Monzo has gained a reputation for exceptional customer service, so much so that its Net Promoter Score (NPS) of +80 is the highest of any UK bank, compared to the average of just +4. Most challenger banks have developed large groups of passionate fans by showing consumers that they are considering their views. Some have asked for help choosing names for new features or asked what new products they should develop, promoting a transparency and open culture that is attuned to a more modern way of thinking.

High street banks may have a long way to go before they can claim to be as open and innovative as some challengers, but providing a more personalised service can contribute to making customers feel valued.

Research suggests that if a business can become a meaningful part of a customer’s everyday life, long-term relationships are more likely to develop. This is achieved by making customers’ lives easier and delivering what is promised, which helps to convince them of the business’ worth. If a customer senses that “this company helps me when things go wrong”, they begin to move along the engagement journey from interest to loyalty. Treating problems with genuine empathy and showing sincere flexibility with respect to a customer’s finances will help banks to win and retain customers.

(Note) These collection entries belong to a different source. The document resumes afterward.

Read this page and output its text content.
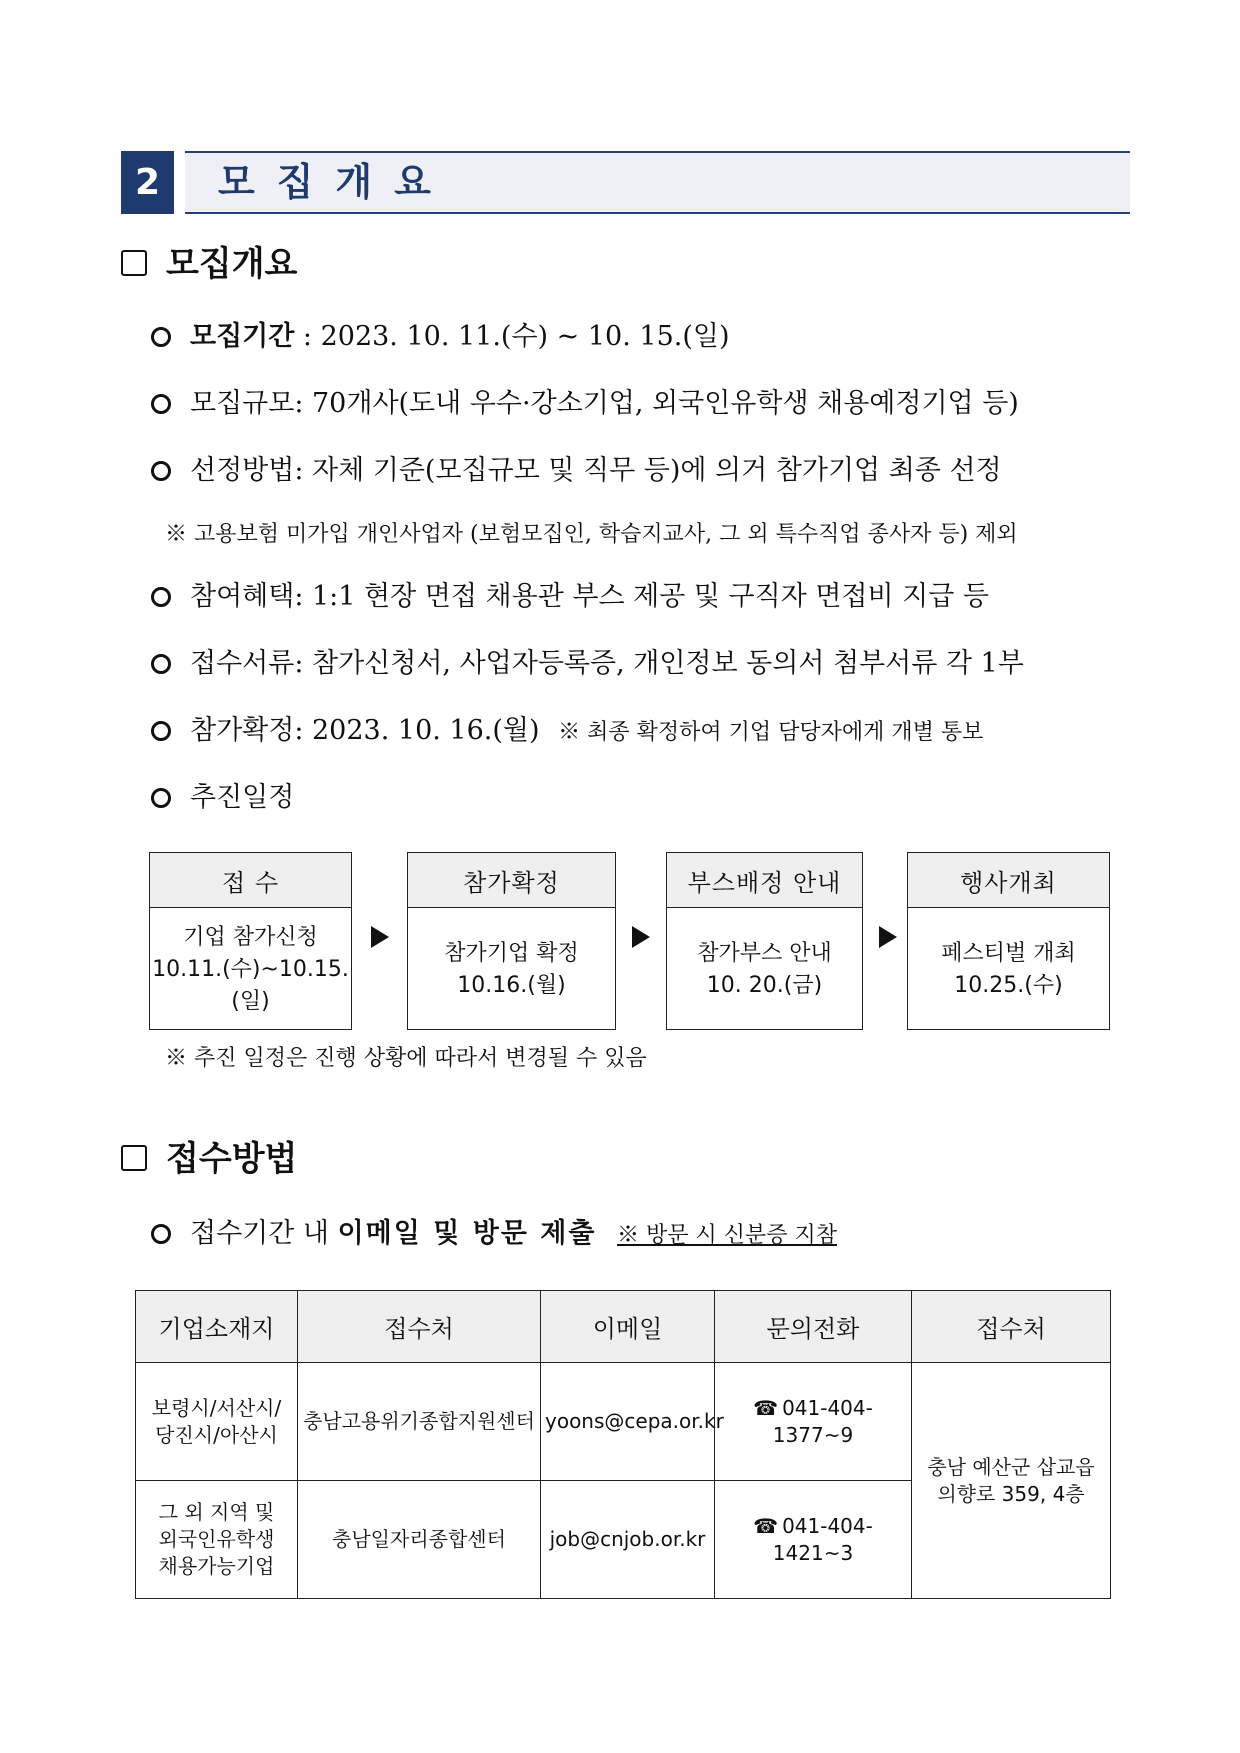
2	모집개요
모집개요
모집기간 : 2023. 10. 11.(수) ~ 10. 15.(일)
모집규모: 70개사(도내 우수·강소기업, 외국인유학생 채용예정기업 등)
선정방법: 자체 기준(모집규모 및 직무 등)에 의거 참가기업 최종 선정
※ 고용보험 미가입 개인사업자 (보험모집인, 학습지교사, 그 외 특수직업 종사자 등) 제외
참여혜택: 1:1 현장 면접 채용관 부스 제공 및 구직자 면접비 지급 등
접수서류: 참가신청서, 사업자등록증, 개인정보 동의서 첨부서류 각 1부
참가확정: 2023. 10. 16.(월) ※ 최종 확정하여 기업 담당자에게 개별 통보
추진일정
접 수
기업 참가신청
10.11.(수)~10.15.(일)
참가확정
참가기업 확정
10.16.(월)
부스배정 안내
참가부스 안내
10. 20.(금)
행사개최
페스티벌 개최
10.25.(수)
※ 추진 일정은 진행 상황에 따라서 변경될 수 있음
접수방법
접수기간 내 이메일 및 방문 제출 ※ 방문 시 신분증 지참
기업소재지	접수처	이메일	문의전화	접수처
보령시/서산시/
당진시/아산시	충남고용위기종합지원센터	yoons@cepa.or.kr	☎ 041-404-1377~9	충남 예산군 삽교읍
의향로 359, 4층
그 외 지역 및
외국인유학생
채용가능기업	충남일자리종합센터	job@cnjob.or.kr	☎ 041-404-1421~3	
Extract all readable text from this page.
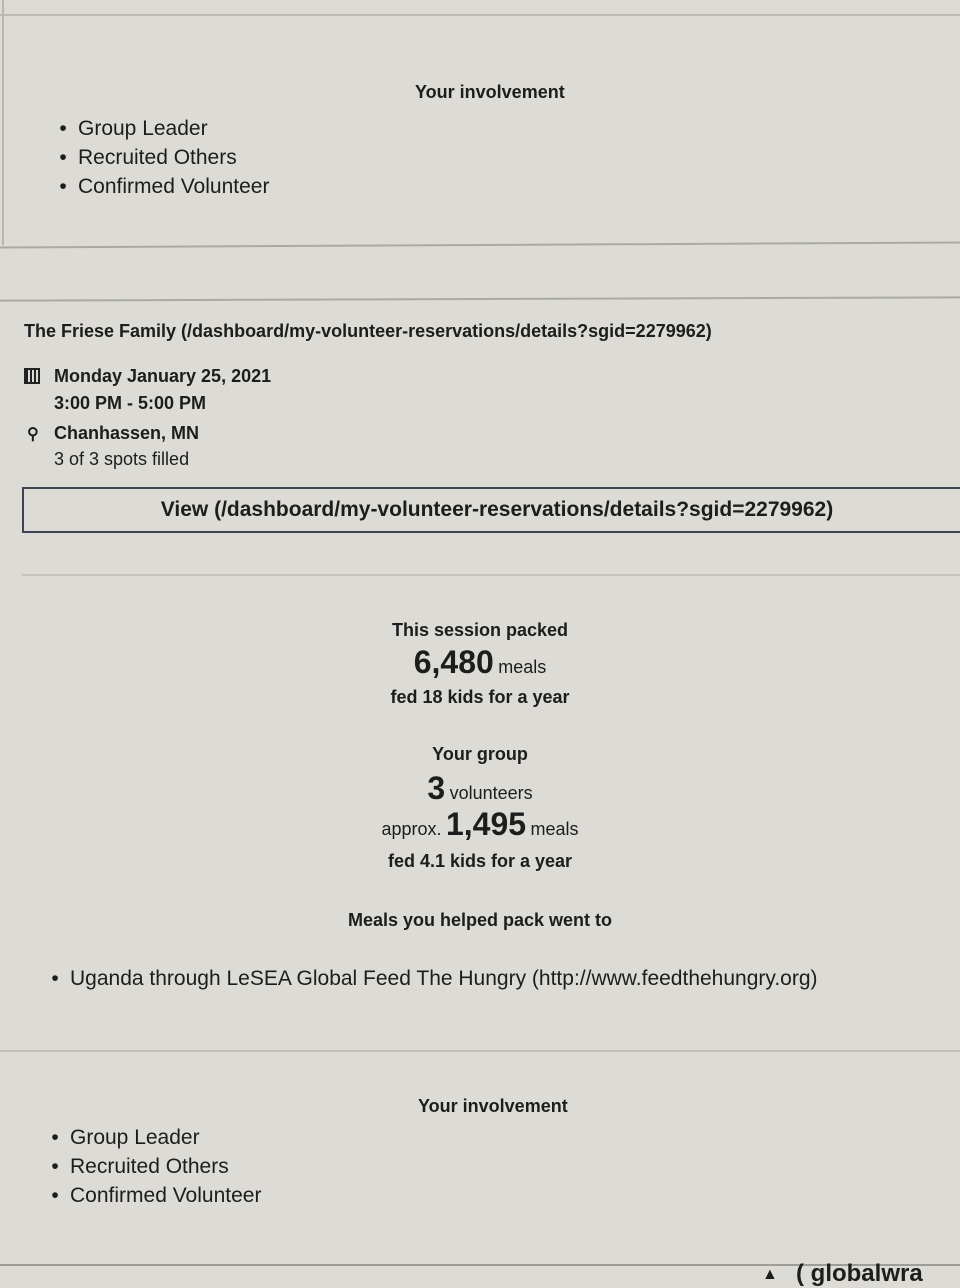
Your involvement
• Group Leader
• Recruited Others
• Confirmed Volunteer
The Friese Family (/dashboard/my-volunteer-reservations/details?sgid=2279962)
Monday January 25, 2021
3:00 PM - 5:00 PM
⚲ Chanhassen, MN
3 of 3 spots filled
View (/dashboard/my-volunteer-reservations/details?sgid=2279962)
This session packed
6,480 meals
fed 18 kids for a year
Your group
3 volunteers
approx. 1,495 meals
fed 4.1 kids for a year
Meals you helped pack went to
• Uganda through LeSEA Global Feed The Hungry (http://www.feedthehungry.org)
Your involvement
• Group Leader
• Recruited Others
• Confirmed Volunteer
▲ ( globalwra
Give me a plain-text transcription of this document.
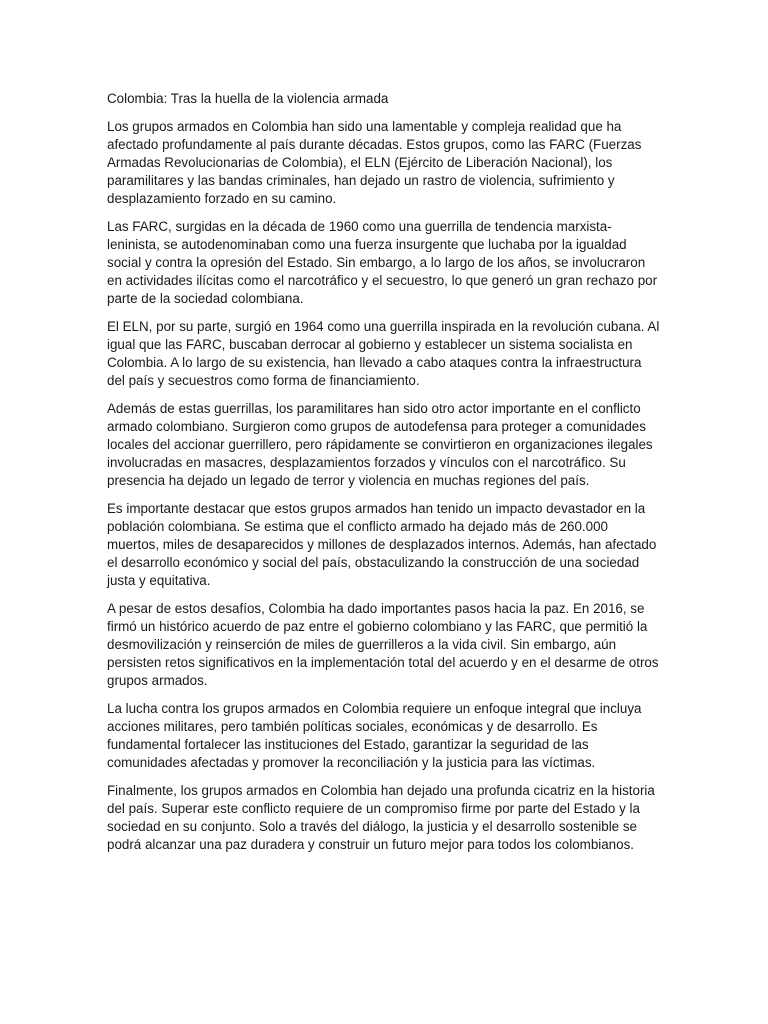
Colombia: Tras la huella de la violencia armada

Los grupos armados en Colombia han sido una lamentable y compleja realidad que ha afectado profundamente al país durante décadas. Estos grupos, como las FARC (Fuerzas Armadas Revolucionarias de Colombia), el ELN (Ejército de Liberación Nacional), los paramilitares y las bandas criminales, han dejado un rastro de violencia, sufrimiento y desplazamiento forzado en su camino.

Las FARC, surgidas en la década de 1960 como una guerrilla de tendencia marxista-leninista, se autodenominaban como una fuerza insurgente que luchaba por la igualdad social y contra la opresión del Estado. Sin embargo, a lo largo de los años, se involucraron en actividades ilícitas como el narcotráfico y el secuestro, lo que generó un gran rechazo por parte de la sociedad colombiana.

El ELN, por su parte, surgió en 1964 como una guerrilla inspirada en la revolución cubana. Al igual que las FARC, buscaban derrocar al gobierno y establecer un sistema socialista en Colombia. A lo largo de su existencia, han llevado a cabo ataques contra la infraestructura del país y secuestros como forma de financiamiento.

Además de estas guerrillas, los paramilitares han sido otro actor importante en el conflicto armado colombiano. Surgieron como grupos de autodefensa para proteger a comunidades locales del accionar guerrillero, pero rápidamente se convirtieron en organizaciones ilegales involucradas en masacres, desplazamientos forzados y vínculos con el narcotráfico. Su presencia ha dejado un legado de terror y violencia en muchas regiones del país.

Es importante destacar que estos grupos armados han tenido un impacto devastador en la población colombiana. Se estima que el conflicto armado ha dejado más de 260.000 muertos, miles de desaparecidos y millones de desplazados internos. Además, han afectado el desarrollo económico y social del país, obstaculizando la construcción de una sociedad justa y equitativa.

A pesar de estos desafíos, Colombia ha dado importantes pasos hacia la paz. En 2016, se firmó un histórico acuerdo de paz entre el gobierno colombiano y las FARC, que permitió la desmovilización y reinserción de miles de guerrilleros a la vida civil. Sin embargo, aún persisten retos significativos en la implementación total del acuerdo y en el desarme de otros grupos armados.

La lucha contra los grupos armados en Colombia requiere un enfoque integral que incluya acciones militares, pero también políticas sociales, económicas y de desarrollo. Es fundamental fortalecer las instituciones del Estado, garantizar la seguridad de las comunidades afectadas y promover la reconciliación y la justicia para las víctimas.

Finalmente, los grupos armados en Colombia han dejado una profunda cicatriz en la historia del país. Superar este conflicto requiere de un compromiso firme por parte del Estado y la sociedad en su conjunto. Solo a través del diálogo, la justicia y el desarrollo sostenible se podrá alcanzar una paz duradera y construir un futuro mejor para todos los colombianos.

Focusing on the individual

These meaningful connections are very important for traditional banks in the face of digital challengers, so much so that marketing based on broad grouping by age, gender or any other parameter is no longer enough. Instead, marketers must begin to understand their customers as a ‘segment of one.’

The growth of sophisticated data-driven marketing has given banks new channels to collect data on their customers that allows them to understand a customer as a ‘segment of one’. This increase of available data gives them a better understanding of their customers’ behaviour, preferences and expectations better than ever before.

In the last two years alone, 90 per cent of the data in the world was created, showing the rapid rate at which data creation is increasing. By using complex algorithms and predictive models, banks can analyse the data to provide significant insight that can then be harnessed to develop products, services and marketing which is personalised for specific customers, rather than employing a broad-brush approach that does not engage the individual.  

Hyper-personalisation in action

Understanding their customer is one thing, but to compete with challengers, banks must use this knowledge to add value to their service. They can now access vast amounts of data, obtained from multiple touch points, which offers them an unprecedented insight into their customers’ behaviour and enables them to offer rewards and experiences that are genuinely built for them. A highly personalised experience that offers customers value added services such as relevant store discounts or priority restaurant reservations will help to drive advocacy.

Monzo is a good example of a challenger that is changing the personalisation game. Analysing customer transaction data, it is able to offer financial advice based on their regular spending habits. When a customer’s energy bill increases, Monzo can suggest moving to a cheaper supplier or will identify other ways to save money. This kind of added value is where traditional banks need to take note and forget basic segmentation.

Challenger banks have made enough of an impact in the industry to make traditional players sit up and take notice. By improving customer engagement, banks can transform their role and become an active and positive force in customers’ lives, offering them products that genuinely make a difference to them. With challengers showing how a ‘segment of one’ strategy can work, consumers expect a new level of service that banks must attain to, or risk being left behind.